There was a strong movement to ratify the ERA during the 1970s and 1980s, and feminists like Betty Friedan spoke out for it.  But there were women like Phylliss Schlafly who enjoyed the perks of male professional life as an attorney, and wanted to deny those benefits to other women.  She used the canard of many who wanted to keep women at home, that the ERA threatened protections that society bestowed on women.  Evidently, she herself did not need those protections but other women were too dimwitted to fend for themselves without them.

A couple of years ago when the Me Too movement started, I was socializing with some of my neighbors, men and women in their seventies. One of the men mentioned that he didn’t believe that harassment was as prevalent as the movement claimed.  He was in the navy and never encountered this sort of behavior on his ships.  I asked for a show of hands from the women present who had been sexually harassed on the job, and every woman there had been.  I had to explain to the surprised men that sexual harassment was not based on the women’s looks or what they wore, but that it was about power and who has it.  It revealed how differently men and women regard this behavior.     

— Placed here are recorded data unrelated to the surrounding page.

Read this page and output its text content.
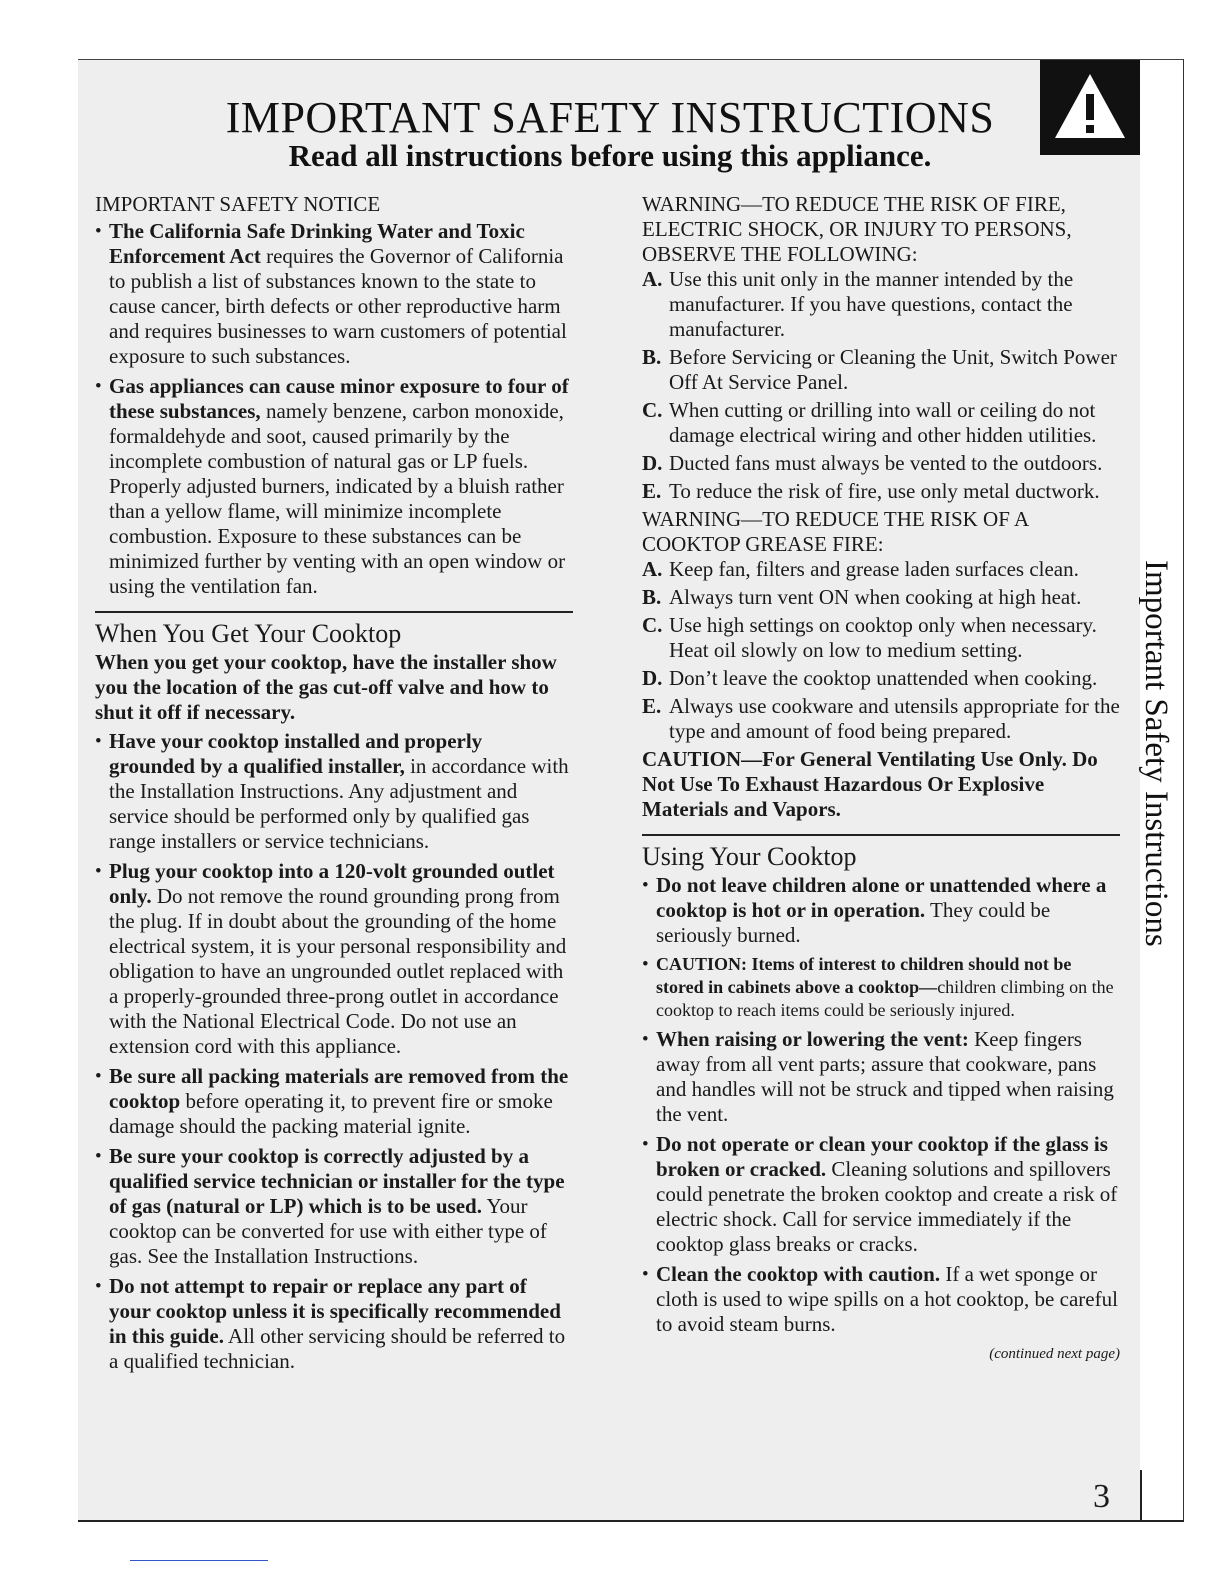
IMPORTANT SAFETY INSTRUCTIONS
Read all instructions before using this appliance.
Important Safety Instructions
IMPORTANT SAFETY NOTICE
• The California Safe Drinking Water and Toxic Enforcement Act requires the Governor of California to publish a list of substances known to the state to cause cancer, birth defects or other reproductive harm and requires businesses to warn customers of potential exposure to such substances.
• Gas appliances can cause minor exposure to four of these substances, namely benzene, carbon monoxide, formaldehyde and soot, caused primarily by the incomplete combustion of natural gas or LP fuels. Properly adjusted burners, indicated by a bluish rather than a yellow flame, will minimize incomplete combustion. Exposure to these substances can be minimized further by venting with an open window or using the ventilation fan.
When You Get Your Cooktop
When you get your cooktop, have the installer show you the location of the gas cut-off valve and how to shut it off if necessary.
• Have your cooktop installed and properly grounded by a qualified installer, in accordance with the Installation Instructions. Any adjustment and service should be performed only by qualified gas range installers or service technicians.
• Plug your cooktop into a 120-volt grounded outlet only. Do not remove the round grounding prong from the plug. If in doubt about the grounding of the home electrical system, it is your personal responsibility and obligation to have an ungrounded outlet replaced with a properly-grounded three-prong outlet in accordance with the National Electrical Code. Do not use an extension cord with this appliance.
• Be sure all packing materials are removed from the cooktop before operating it, to prevent fire or smoke damage should the packing material ignite.
• Be sure your cooktop is correctly adjusted by a qualified service technician or installer for the type of gas (natural or LP) which is to be used. Your cooktop can be converted for use with either type of gas. See the Installation Instructions.
• Do not attempt to repair or replace any part of your cooktop unless it is specifically recommended in this guide. All other servicing should be referred to a qualified technician.
WARNING—TO REDUCE THE RISK OF FIRE, ELECTRIC SHOCK, OR INJURY TO PERSONS, OBSERVE THE FOLLOWING:
A. Use this unit only in the manner intended by the manufacturer. If you have questions, contact the manufacturer.
B. Before Servicing or Cleaning the Unit, Switch Power Off At Service Panel.
C. When cutting or drilling into wall or ceiling do not damage electrical wiring and other hidden utilities.
D. Ducted fans must always be vented to the outdoors.
E. To reduce the risk of fire, use only metal ductwork.
WARNING—TO REDUCE THE RISK OF A COOKTOP GREASE FIRE:
A. Keep fan, filters and grease laden surfaces clean.
B. Always turn vent ON when cooking at high heat.
C. Use high settings on cooktop only when necessary. Heat oil slowly on low to medium setting.
D. Don’t leave the cooktop unattended when cooking.
E. Always use cookware and utensils appropriate for the type and amount of food being prepared.
CAUTION—For General Ventilating Use Only. Do Not Use To Exhaust Hazardous Or Explosive Materials and Vapors.
Using Your Cooktop
• Do not leave children alone or unattended where a cooktop is hot or in operation. They could be seriously burned.
• CAUTION: Items of interest to children should not be stored in cabinets above a cooktop—children climbing on the cooktop to reach items could be seriously injured.
• When raising or lowering the vent: Keep fingers away from all vent parts; assure that cookware, pans and handles will not be struck and tipped when raising the vent.
• Do not operate or clean your cooktop if the glass is broken or cracked. Cleaning solutions and spillovers could penetrate the broken cooktop and create a risk of electric shock. Call for service immediately if the cooktop glass breaks or cracks.
• Clean the cooktop with caution. If a wet sponge or cloth is used to wipe spills on a hot cooktop, be careful to avoid steam burns.
(continued next page)
3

I am not in favor of demonizing boys and men to empower women. There is a tendency now to shortchange boys at school and to dismiss all male bad behavior as a universal male trait.  Just as it is wrong to discriminate against and harass women, we need to be discerning about what constitutes male malice. Having spent my childhood in the Middle East, I am acutely aware that some men are desperate to hold on to their power. Keeping that power seems in their minds to equate with subjugating women.  It is not that men want something that women have, but that they do not want women to have the power men have.  What is happening in Afghanistan is a case in point.  The Taliban, all men, are threatened by a twelve-year-old girl getting an education; they know that knowledge is power. Many men in the west are similarly threatened by the sense that they could lose their power if women are treated as equals.  I have often thought that the friction between Islamist fundamentalism and western culture is not about territory or economics or policy but about the role of women.  If women universally have equal status as men, then men will have been “demoted.”

On February 10, 2022, Congress unanimously passed the Ending Forced Arbitration of Sexual Assault and Sexual Harassment Act. It seems a civilized society should not require decent behavior to be legislated, but clearly that is not the case.  Gretchen Carlson, formerly at Fox News, initiated this legislation following her sexual harassment case against Roger Ailes, the chief of the network. The Act prohibits forced arbitration so that companies can avoid publicity when they have acted badly.  The victims of sexual assault and sexual harassment are primarily women.  So to those who say that there is no need for the ERA because women are already protected by the Constitution, I want to point out that Congress (even ultraconservative Republicans) evidently did think there is a need to protect against such actions.  

As I am writing this, Russia is invading Ukraine because this former satellite republic may opt to ally itself with the values of democracy and freedom. Russia, and Putin in particular, find this extremely threatening, to the point of risking another world war in order to keep Ukraine subjugated.  What is it about other people’s freedom that is so threatening?  Whether democracy or women’s rights, the established powers seem not to be able to tolerate ceding control.